Il résulte des dispositions précitées de l’article L. 612-6 du code de l’entrée et du séjour des étrangers et du droit d’asile que, lorsque le préfet prend, à l’encontre d’un étranger, une décision portant obligation de quitter le territoire français ne comportant aucun délai de départ, il lui appartient d’assortir sa décision d’une interdiction de retour sur le territoire français, sauf dans le cas où des circonstances humanitaires y feraient obstacle. Seule la durée de cette interdiction de retour doit être appréciée au regard des quatre critères énumérés par l’article L. 612-10 du code de l’entrée et du séjour des étrangers et du droit d’asile, à savoir la durée de la présence de l’étranger sur le territoire français, la nature et l’ancienneté de ses liens avec la France, l’existence ou non d’une précédente mesure d’éloignement et, le cas échéant, la menace pour l’ordre public que constitue sa présence sur le territoire.

M. A..., qui a fait l’objet d’une décision portant obligation de quitter le territoire français sans délai, ne justifie pas de son entrée régulière sur le territoire national, est célibataire et sans charge de famille en France et il ne démontre pas une insertion particulière dans la société française, ni ne justifie être démuni d’attaches familiales dans son pays d’origine. Par ailleurs, il résulte de ce qui a été dit précédemment que sa situation personnelle et familiale ne permet pas de caractériser l’existence de circonstances humanitaires de nature à faire obstacle à une interdiction de retour sur le territoire français. Dans ces conditions, la préfète de la Dordogne, en prononçant à son encontre une interdiction de retour sur le territoire français pour une durée de six mois, n’a pas méconnu les dispositions précitées des articles L. 612-6 et L. 612-10 du code de l’entrée et du séjour des étrangers et du droit d’asile.

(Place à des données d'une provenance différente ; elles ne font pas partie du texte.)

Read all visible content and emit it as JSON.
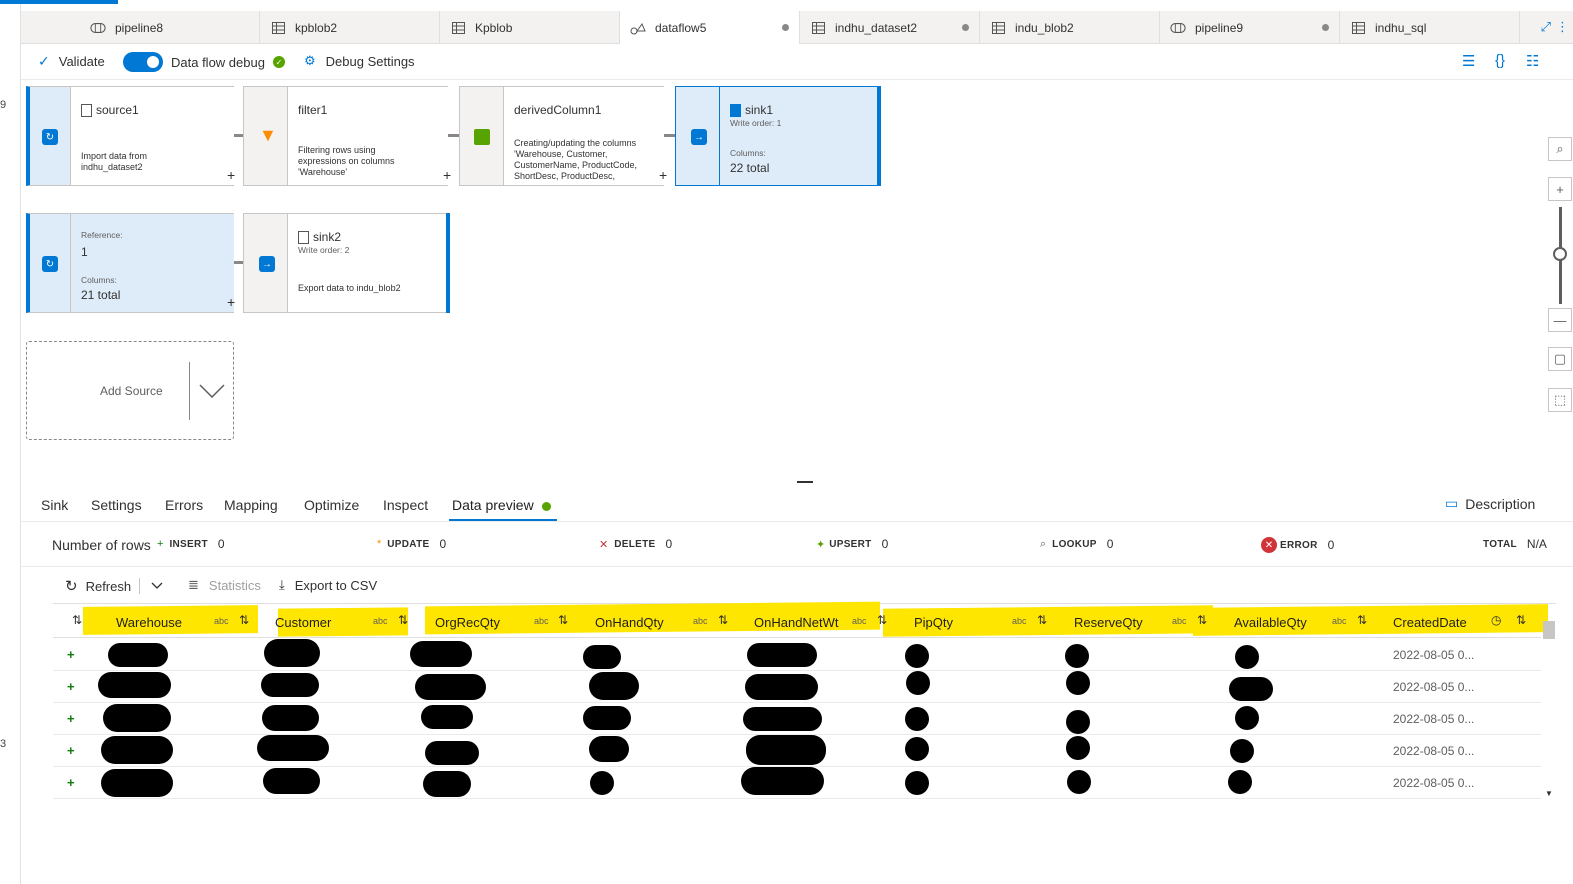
{
  "tabs": [
    {
      "label": "pipeline8",
      "icon": "pipeline-icon",
      "dot": false
    },
    {
      "label": "kpblob2",
      "icon": "table-icon",
      "dot": false
    },
    {
      "label": "Kpblob",
      "icon": "table-icon",
      "dot": false
    },
    {
      "label": "dataflow5",
      "icon": "dataflow-icon",
      "dot": true,
      "active": true
    },
    {
      "label": "indhu_dataset2",
      "icon": "table-icon",
      "dot": true
    },
    {
      "label": "indu_blob2",
      "icon": "table-icon",
      "dot": false
    },
    {
      "label": "pipeline9",
      "icon": "pipeline-icon",
      "dot": true
    },
    {
      "label": "indhu_sql",
      "icon": "table-icon",
      "dot": false
    }
  ],
  "toolbar": {
    "validate": "Validate",
    "debug_label": "Data flow debug",
    "debug_settings": "Debug Settings"
  },
  "nodes": {
    "source1": {
      "title": "source1",
      "desc": "Import data from\nindhu_dataset2"
    },
    "filter1": {
      "title": "filter1",
      "desc": "Filtering rows using\nexpressions on columns\n'Warehouse'"
    },
    "derived": {
      "title": "derivedColumn1",
      "desc": "Creating/updating the columns\n'Warehouse, Customer,\nCustomerName, ProductCode,\nShortDesc, ProductDesc,"
    },
    "sink1": {
      "title": "sink1",
      "order": "Write order: 1",
      "cols_label": "Columns:",
      "cols": "22 total"
    },
    "ref": {
      "ref_label": "Reference:",
      "ref": "1",
      "cols_label": "Columns:",
      "cols": "21 total"
    },
    "sink2": {
      "title": "sink2",
      "order": "Write order: 2",
      "desc": "Export data to indu_blob2"
    },
    "add_source": "Add Source"
  },
  "bottom_tabs": [
    "Sink",
    "Settings",
    "Errors",
    "Mapping",
    "Optimize",
    "Inspect",
    "Data preview"
  ],
  "description": "Description",
  "stats": {
    "rows_label": "Number of rows",
    "insert_label": "INSERT",
    "insert": "0",
    "update_label": "UPDATE",
    "update": "0",
    "delete_label": "DELETE",
    "delete": "0",
    "upsert_label": "UPSERT",
    "upsert": "0",
    "lookup_label": "LOOKUP",
    "lookup": "0",
    "error_label": "ERROR",
    "error": "0",
    "total_label": "TOTAL",
    "total": "N/A"
  },
  "actions": {
    "refresh": "Refresh",
    "statistics": "Statistics",
    "export": "Export to CSV"
  },
  "columns": [
    "Warehouse",
    "Customer",
    "OrgRecQty",
    "OnHandQty",
    "OnHandNetWt",
    "PipQty",
    "ReserveQty",
    "AvailableQty",
    "CreatedDate"
  ],
  "type_tag": "abc",
  "rows": [
    {
      "date": "2022-08-05 0..."
    },
    {
      "date": "2022-08-05 0..."
    },
    {
      "date": "2022-08-05 0..."
    },
    {
      "date": "2022-08-05 0..."
    },
    {
      "date": "2022-08-05 0..."
    }
  ],
  "left_strip": [
    "9",
    "3"
  ]
}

Il résulte de tout ce qui précède que la requête de M. A... doit être rejetée, en toutes ses conclusions.

D E C I D E :


Article 1er : La requête de M. A... est rejetée.

Article 2 : Le présent jugement sera notifié à M. B... A... et à la préfète de la Dordogne.


Délibéré après l’audience du 3 mars 2026 à laquelle siégeaient :

Mme Chauvin, présidente,
Mme Ballanger, première conseillère,
Mme Péan, première conseillère.

Rendu public par mise à disposition au greffe le 17 mars 2026.


La rapporteure,

C. PEAN
La présidente,

CHAUVIN

La greffière,

C. JANIN



La République mande et ordonne à la préfète de la Dordogne, en ce qui la concerne ou à tous commissaires de justice à ce requis en ce qui concerne les voies de droit commun contre les parties privées, de pourvoir à l’exécution de la présente décision.